A better answer lies in the words of Norman Podhoretz in that interview with the Claremont Review of Books. In it he says, “But in the army I got to know people from all over the country and I fell in love with Americans—they were just great! These guys were unlike anybody I had ever met in New York or in England or France.” That’s an odd thing for someone to say about his fellow citizens. It’s the sort of thing a foreigner says about his new neighbors. It also seems a bit forced, as if he feels like is required to say it.
Explaining his change of heart on Trump, Podhoretz says, “I said to my wife: “This guy [Trump] is Buchanan without the anti-Semitism, because he was a protectionist, a nativist, and an isolationist. How did I know he wasn’t an anti-Semite? I don’t know—I just knew.” Later he goes out of his way to make that point again, that his quarrel with Buchanan was mostly about his alleged antisemitism. Therefore, he can change his mind on the entire neocon agenda, just as long as no anti-Semites are involved.
It is a strange confession from someone whose life’s work has been a multi-generational lecture about first principles. It is this flexibility on their core beliefs that is the clue about why neoconservatism has fallen into disrepute. They were never really motivated by anything other than tribal animosity toward the people they sought to replace. Podhoretz back-stabbed people like Brimelow and John O’Sullivan, marginalizing them within conservative circles, for no other reason than tribal animosity.
Another example of this is later in the interview, where Podhoretz relates an anecdote about the writer Henry James, who was no fan of Jewish immigration. Upon visiting the Jewish ghetto in New York, James allegedly said “Well, if these people stay, whatever language they speak, we shall not know it for English.” Podhoretz then says, with noticeable glee, that “the only people who are reading Henry James and indeed writing doctoral dissertations on him are the grandchildren of those people.”

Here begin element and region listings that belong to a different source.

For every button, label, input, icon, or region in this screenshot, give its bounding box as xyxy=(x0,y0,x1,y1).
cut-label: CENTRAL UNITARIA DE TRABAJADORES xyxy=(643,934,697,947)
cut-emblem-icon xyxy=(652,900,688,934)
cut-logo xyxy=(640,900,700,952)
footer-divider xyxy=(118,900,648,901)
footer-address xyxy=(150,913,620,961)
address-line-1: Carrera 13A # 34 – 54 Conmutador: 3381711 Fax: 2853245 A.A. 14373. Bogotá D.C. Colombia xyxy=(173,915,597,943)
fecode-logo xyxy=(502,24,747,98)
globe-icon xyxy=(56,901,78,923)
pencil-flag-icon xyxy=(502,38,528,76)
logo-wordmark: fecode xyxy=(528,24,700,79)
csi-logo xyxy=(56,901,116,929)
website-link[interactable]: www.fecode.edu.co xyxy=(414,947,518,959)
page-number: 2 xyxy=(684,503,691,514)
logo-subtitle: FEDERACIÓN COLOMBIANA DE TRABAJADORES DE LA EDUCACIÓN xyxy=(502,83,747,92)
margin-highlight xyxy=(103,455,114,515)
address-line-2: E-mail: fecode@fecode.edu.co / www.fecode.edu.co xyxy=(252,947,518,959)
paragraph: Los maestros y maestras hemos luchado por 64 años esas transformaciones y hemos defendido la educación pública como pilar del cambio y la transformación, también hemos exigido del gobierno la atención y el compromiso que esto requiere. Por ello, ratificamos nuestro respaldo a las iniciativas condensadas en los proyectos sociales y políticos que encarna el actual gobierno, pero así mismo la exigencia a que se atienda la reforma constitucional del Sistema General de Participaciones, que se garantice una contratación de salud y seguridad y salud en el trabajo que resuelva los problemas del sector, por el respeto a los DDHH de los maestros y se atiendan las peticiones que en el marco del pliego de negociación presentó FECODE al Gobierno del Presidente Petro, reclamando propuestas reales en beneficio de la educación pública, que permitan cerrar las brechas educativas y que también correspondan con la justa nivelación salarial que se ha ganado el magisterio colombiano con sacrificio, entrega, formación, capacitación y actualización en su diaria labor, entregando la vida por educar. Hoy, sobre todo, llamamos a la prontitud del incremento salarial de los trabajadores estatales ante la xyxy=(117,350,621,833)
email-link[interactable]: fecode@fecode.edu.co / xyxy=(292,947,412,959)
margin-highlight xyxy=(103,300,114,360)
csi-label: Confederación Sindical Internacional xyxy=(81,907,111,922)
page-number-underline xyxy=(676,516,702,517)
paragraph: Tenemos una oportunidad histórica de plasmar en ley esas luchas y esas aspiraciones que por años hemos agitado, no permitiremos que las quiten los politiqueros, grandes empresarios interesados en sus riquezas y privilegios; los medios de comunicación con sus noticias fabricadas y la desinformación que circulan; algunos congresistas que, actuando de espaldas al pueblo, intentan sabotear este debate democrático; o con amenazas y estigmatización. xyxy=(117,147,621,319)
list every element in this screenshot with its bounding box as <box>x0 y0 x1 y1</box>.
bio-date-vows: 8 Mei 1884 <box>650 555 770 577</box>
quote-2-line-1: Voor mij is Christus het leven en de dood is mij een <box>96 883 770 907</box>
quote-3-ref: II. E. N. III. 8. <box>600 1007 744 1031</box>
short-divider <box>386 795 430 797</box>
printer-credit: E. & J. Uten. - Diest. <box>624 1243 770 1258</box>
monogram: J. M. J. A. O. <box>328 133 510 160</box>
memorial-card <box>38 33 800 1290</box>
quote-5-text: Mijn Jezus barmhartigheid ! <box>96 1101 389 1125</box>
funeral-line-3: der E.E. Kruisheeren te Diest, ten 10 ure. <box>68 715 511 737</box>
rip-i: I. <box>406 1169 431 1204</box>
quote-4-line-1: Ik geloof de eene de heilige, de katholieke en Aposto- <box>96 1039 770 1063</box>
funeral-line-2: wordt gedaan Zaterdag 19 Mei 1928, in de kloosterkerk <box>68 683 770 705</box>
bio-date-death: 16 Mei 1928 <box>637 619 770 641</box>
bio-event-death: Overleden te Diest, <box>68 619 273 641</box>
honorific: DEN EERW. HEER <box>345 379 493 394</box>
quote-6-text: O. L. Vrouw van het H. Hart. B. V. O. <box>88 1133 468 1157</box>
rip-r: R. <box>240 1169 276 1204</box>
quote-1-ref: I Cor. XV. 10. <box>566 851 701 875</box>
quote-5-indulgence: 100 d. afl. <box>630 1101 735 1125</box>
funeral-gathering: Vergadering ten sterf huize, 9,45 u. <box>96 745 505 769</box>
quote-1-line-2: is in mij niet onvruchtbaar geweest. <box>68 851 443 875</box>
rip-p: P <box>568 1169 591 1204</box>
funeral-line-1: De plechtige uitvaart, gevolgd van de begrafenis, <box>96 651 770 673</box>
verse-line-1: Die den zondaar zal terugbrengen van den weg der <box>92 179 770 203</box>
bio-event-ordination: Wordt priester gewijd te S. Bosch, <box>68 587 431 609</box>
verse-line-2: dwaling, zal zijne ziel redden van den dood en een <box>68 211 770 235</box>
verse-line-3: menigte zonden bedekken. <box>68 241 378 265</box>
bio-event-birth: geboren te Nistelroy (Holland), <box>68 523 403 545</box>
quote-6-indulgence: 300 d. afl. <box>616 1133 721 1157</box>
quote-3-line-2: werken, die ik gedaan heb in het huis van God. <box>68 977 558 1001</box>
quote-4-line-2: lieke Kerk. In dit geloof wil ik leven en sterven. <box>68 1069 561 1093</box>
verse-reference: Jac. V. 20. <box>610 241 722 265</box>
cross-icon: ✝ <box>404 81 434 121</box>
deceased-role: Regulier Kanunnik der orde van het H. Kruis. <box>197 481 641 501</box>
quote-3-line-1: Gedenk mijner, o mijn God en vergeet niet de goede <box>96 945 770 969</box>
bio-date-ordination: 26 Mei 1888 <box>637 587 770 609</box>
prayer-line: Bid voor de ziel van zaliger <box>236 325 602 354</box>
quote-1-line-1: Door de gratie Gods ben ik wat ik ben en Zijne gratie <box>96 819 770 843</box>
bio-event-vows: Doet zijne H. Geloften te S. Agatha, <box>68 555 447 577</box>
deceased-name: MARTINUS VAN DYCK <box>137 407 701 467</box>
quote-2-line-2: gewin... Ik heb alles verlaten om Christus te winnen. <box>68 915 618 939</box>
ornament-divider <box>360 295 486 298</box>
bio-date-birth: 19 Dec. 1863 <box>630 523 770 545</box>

Taken together, it reveals that neoconservatism was never a political movement centered on a native patriotism. It was a purpose built weapon for people who saw themselves as strangers at war with people they saw as hostile to their tribe. This not only allowed them to sideline critics by calling them anti-Semitic, it was an energy source to motivate the adherents to stick together and fight. Even today, as people like Bill Kristol descend into madness, the neocons hang together in their fight against Trump. They stick together.
Ultimately, it was not the tribal hostility that was their undoing. It was their unfamiliarity with the people over whom they sought to rule. It’s easy to think one group of strangers are the same as the other group of strangers. That’s why open borders made sense to the neocons. Guys like Podhoretz could learn to love Americans, but he could probably learn to love Guatemalans too. Similarly, the auctioning off of the industrial base made perfect sense, as the neocons knew nothing about the people losing their jobs.
Finally, the collapse of the neocons seems to comport with the theory of Ed Dutton, regarding the decline in general intelligence. The generation of Norman Podhoretz had a lot of smart Jews, who were motivated to climb to the top of society. Their children and grandchildren, in contrast, are like the ne’er-do-well heirs to a fortune. John Podhoretz and Bill Kristol are quite stupid compared to their parents. This decline in Jewish talent not only pulled down neoconservatism, but may be signaling the end of the Jewish century.